The first factor is the slowly-varying envelope; the second is the fast carrier wave.

Step 3: Identify the two velocities

The carrier wave (phase fronts) moves at the phase velocity:

$$v_p = \frac{\omega_0}{k_0} = \frac{c}{n(\omega_0)}$$

The envelope (signal) moves at the group velocity:

$$v_g = \frac{\Delta\omega}{\Delta k} \to \frac{d\omega}{dk}$$

Step 4: Express group velocity in terms of refractive index

From $k = n\omega/c$, differentiate: $dk = (n + \omega\,dn/d\omega)\,d\omega/c$. Therefore:

$$v_g = \frac{d\omega}{dk} = \frac{c}{n + \omega\,dn/d\omega}$$

Step 5: Normal vs anomalous dispersion

Normal dispersion ($dn/d\omega > 0$): $v_g < v_p$. Higher frequencies travel slower. This is the common case away from resonances.

Anomalous dispersion ($dn/d\omega < 0$): $v_g > v_p$. Occurs near absorption resonances where $n$ decreases with frequency.

Step 6: Express in terms of wavelength

Using $\omega = 2\pi c/\lambda$ and the chain rule:

$$v_g = v_p\left(1 + \frac{\lambda}{n}\frac{dn}{d\lambda}\right)^{-1}$$

The group index is $n_g = c/v_g = n - \lambda\,dn/d\lambda$.

Step 1: Add the conduction current to Ampere's law

$$\nabla \times \mathbf{B} = \mu\sigma\mathbf{E} + \mu\epsilon\frac{\partial \mathbf{E}}{\partial t}$$

The free current density is $\mathbf{J}_f = \sigma\mathbf{E}$ (Ohm's law).

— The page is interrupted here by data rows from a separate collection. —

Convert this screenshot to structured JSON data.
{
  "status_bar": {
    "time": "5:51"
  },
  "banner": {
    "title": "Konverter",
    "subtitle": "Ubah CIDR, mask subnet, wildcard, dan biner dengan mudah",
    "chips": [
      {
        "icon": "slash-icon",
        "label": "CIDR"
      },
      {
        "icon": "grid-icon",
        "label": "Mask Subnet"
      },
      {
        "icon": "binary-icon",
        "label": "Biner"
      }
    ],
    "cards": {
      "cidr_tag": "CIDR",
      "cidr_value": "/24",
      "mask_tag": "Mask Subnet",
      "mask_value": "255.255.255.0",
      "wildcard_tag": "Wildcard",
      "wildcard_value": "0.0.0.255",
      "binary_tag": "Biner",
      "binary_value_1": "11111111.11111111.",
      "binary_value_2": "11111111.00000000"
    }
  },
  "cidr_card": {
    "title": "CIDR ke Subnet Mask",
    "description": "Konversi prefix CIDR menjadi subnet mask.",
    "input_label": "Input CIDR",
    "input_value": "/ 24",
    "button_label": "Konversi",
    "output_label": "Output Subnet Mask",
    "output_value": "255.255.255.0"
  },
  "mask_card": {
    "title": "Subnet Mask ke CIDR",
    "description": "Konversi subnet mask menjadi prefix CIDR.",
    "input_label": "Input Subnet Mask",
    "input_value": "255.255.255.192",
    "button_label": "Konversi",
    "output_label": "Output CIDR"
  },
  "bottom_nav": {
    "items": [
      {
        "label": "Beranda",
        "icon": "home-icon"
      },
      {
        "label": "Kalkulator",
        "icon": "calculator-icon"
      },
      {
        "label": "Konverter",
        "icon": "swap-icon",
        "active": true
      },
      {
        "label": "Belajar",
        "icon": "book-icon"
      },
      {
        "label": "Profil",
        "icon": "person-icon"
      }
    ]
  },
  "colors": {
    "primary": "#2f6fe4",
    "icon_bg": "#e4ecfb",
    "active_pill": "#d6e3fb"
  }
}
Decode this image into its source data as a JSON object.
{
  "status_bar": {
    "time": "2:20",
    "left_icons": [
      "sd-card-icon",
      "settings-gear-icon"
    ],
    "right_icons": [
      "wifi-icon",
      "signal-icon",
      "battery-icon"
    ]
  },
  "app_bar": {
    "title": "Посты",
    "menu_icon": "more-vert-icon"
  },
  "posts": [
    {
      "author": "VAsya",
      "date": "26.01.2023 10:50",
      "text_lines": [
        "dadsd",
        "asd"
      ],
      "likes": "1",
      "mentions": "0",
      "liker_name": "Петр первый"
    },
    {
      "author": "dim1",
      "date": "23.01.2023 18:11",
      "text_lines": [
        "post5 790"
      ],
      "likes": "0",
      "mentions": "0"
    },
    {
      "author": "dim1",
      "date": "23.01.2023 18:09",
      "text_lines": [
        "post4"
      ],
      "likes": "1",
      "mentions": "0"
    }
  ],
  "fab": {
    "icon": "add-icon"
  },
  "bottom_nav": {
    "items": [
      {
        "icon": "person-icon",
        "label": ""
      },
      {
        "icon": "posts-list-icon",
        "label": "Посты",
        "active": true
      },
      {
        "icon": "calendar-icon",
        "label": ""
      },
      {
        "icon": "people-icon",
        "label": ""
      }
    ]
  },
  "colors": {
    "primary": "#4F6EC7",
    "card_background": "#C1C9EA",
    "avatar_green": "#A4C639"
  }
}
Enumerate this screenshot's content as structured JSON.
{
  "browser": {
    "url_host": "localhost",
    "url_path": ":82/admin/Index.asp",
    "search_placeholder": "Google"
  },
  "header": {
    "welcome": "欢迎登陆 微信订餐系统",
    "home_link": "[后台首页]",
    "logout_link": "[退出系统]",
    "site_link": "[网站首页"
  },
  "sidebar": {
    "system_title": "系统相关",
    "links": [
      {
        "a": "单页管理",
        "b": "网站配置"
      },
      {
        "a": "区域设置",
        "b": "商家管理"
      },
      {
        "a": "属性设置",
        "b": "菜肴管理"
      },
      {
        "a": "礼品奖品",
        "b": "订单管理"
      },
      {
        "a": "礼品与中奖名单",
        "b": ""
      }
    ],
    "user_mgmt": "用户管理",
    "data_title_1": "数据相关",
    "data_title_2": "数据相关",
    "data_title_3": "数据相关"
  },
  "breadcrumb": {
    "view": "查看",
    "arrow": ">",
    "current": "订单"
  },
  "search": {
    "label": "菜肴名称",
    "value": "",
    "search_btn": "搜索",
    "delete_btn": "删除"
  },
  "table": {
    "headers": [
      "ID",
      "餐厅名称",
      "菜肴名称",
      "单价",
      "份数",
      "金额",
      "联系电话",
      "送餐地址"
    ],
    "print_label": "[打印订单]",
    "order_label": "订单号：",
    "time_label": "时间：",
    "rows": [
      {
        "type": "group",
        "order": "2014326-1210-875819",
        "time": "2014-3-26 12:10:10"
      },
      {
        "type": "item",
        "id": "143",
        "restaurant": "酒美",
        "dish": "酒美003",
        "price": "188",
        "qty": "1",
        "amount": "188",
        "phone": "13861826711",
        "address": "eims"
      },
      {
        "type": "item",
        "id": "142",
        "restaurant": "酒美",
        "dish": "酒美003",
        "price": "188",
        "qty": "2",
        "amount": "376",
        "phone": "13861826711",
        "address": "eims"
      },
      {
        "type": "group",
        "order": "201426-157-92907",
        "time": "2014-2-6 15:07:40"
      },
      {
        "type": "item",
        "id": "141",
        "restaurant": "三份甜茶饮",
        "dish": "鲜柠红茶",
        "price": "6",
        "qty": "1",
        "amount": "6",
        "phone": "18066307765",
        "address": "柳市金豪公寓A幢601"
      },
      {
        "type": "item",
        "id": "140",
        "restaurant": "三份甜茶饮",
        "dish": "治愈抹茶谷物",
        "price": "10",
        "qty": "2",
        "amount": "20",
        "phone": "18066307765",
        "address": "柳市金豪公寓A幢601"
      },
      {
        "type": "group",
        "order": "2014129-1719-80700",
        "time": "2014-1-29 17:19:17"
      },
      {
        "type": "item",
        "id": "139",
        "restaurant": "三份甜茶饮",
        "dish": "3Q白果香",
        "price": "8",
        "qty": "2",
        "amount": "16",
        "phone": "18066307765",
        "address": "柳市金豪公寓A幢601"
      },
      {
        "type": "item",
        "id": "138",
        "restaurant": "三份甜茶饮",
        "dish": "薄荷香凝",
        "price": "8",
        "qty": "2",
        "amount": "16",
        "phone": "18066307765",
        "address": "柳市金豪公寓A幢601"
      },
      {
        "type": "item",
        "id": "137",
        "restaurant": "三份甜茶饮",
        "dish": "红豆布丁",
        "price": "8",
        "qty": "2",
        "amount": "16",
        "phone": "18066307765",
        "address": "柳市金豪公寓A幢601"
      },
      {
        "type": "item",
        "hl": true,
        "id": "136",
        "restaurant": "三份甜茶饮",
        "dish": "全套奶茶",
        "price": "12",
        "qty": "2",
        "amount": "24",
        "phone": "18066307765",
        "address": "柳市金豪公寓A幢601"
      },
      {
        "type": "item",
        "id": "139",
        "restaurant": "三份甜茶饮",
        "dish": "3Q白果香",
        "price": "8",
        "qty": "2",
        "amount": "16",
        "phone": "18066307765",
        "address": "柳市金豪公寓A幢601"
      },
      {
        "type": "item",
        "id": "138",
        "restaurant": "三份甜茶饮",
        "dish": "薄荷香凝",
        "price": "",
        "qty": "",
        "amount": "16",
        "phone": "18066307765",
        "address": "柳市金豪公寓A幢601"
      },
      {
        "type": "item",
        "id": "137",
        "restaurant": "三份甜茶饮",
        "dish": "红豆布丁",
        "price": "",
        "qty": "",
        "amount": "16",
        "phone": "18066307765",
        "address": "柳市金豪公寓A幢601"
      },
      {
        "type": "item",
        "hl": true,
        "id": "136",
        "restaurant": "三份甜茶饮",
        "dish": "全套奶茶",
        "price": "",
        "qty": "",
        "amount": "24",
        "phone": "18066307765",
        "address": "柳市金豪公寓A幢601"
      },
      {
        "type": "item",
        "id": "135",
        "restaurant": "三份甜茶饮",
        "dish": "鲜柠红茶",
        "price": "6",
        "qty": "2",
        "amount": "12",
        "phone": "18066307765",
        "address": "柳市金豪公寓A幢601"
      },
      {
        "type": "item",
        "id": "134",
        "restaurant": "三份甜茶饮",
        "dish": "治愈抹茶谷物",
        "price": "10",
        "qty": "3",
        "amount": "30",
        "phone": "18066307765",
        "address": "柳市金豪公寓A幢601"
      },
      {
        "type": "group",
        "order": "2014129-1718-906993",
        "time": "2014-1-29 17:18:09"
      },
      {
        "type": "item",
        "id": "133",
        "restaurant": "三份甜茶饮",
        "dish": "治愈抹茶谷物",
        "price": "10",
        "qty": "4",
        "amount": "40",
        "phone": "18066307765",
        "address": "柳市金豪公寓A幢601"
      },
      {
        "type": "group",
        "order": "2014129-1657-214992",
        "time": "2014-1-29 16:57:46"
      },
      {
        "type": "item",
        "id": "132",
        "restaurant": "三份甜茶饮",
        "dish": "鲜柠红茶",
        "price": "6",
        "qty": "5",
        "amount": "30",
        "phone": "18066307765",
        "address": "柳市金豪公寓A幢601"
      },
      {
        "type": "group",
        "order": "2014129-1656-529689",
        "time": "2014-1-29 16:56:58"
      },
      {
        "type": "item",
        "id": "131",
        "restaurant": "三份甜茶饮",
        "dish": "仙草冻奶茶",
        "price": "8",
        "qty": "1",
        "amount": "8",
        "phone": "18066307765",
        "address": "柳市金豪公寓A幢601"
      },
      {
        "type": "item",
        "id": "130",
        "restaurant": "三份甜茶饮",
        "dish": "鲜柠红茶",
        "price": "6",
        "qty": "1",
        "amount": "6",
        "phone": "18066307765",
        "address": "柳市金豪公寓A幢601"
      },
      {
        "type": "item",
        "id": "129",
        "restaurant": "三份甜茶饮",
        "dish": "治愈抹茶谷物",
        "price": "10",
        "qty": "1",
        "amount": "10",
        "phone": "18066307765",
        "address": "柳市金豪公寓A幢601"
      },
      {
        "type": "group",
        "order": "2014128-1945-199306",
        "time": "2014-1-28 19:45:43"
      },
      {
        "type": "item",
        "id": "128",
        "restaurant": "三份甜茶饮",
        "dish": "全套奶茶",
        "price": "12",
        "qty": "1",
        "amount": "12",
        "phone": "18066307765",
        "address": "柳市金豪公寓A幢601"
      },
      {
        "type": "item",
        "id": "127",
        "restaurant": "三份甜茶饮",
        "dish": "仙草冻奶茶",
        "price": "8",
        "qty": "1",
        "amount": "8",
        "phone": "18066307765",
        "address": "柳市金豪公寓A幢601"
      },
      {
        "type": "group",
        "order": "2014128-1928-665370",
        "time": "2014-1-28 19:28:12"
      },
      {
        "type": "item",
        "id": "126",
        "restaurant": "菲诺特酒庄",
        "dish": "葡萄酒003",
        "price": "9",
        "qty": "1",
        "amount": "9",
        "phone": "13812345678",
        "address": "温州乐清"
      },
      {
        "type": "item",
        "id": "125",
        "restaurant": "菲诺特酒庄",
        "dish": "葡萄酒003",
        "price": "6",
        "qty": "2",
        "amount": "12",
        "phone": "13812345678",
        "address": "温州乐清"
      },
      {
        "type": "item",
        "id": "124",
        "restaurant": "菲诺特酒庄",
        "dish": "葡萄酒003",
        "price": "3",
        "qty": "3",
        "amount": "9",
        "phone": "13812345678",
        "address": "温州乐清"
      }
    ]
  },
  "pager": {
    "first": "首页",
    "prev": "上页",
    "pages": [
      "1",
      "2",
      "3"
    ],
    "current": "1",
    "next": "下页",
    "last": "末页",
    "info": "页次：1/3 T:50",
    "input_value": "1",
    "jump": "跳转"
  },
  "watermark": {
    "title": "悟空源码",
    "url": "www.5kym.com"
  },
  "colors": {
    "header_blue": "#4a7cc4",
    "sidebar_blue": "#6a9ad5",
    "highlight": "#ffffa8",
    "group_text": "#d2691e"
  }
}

Step 2: Derive the wave equation in a conductor

Taking the curl of Faraday's law and using the same vector identity as before:

$$\nabla^2\mathbf{E} = \mu\sigma\frac{\partial \mathbf{E}}{\partial t} + \mu\epsilon\frac{\partial^2 \mathbf{E}}{\partial t^2}$$

Step 3: Substitute a plane wave ansatz

For $\mathbf{E} = E_0\,e^{i(\tilde{k}z - \omega t)}\,\hat{x}$:

$$-\tilde{k}^2 = -\mu\epsilon\omega^2 + i\mu\sigma\omega$$

$$\tilde{k}^2 = \mu\epsilon\omega^2 + i\mu\sigma\omega = \mu\omega^2\left(\epsilon + \frac{i\sigma}{\omega}\right)$$

Step 4: Good conductor approximation

For a good conductor, $\sigma \gg \epsilon\omega$, so we drop the $\epsilon$ term:

$$\tilde{k}^2 \approx i\mu\sigma\omega$$

$$\tilde{k} = \sqrt{i\mu\sigma\omega} = \sqrt{\frac{\mu\sigma\omega}{2}}(1 + i)$$

using $\sqrt{i} = (1+i)/\sqrt{2}$.

Step 5: Identify the skin depth

Writing $\tilde{k} = k + i/\delta$ where $k = 1/\delta = \sqrt{\mu\sigma\omega/2}$:

$$\delta = \sqrt{\frac{2}{\mu\sigma\omega}}$$

Step 6: The wave in a good conductor

$$\mathbf{E} = E_0\,e^{-z/\delta}\cos\left(\frac{z}{\delta} - \omega t\right)\hat{x}$$

The wave decays to $1/e$ of its surface amplitude after one skin depth. The wavelength inside the conductor is $\lambda = 2\pi\delta$, much shorter than in free space.

Step 7: Intensity attenuation (Beer's law form)

$$I(z) = I_0\,e^{-2z/\delta} = I_0\,e^{-\alpha z}, \quad \alpha = \frac{2}{\delta} = \sqrt{2\mu\sigma\omega}$$

At $z = 5\delta$, the intensity is reduced by a factor of $e^{-10} \approx 4.5 \times 10^{-5}$, which is 99.995% absorption.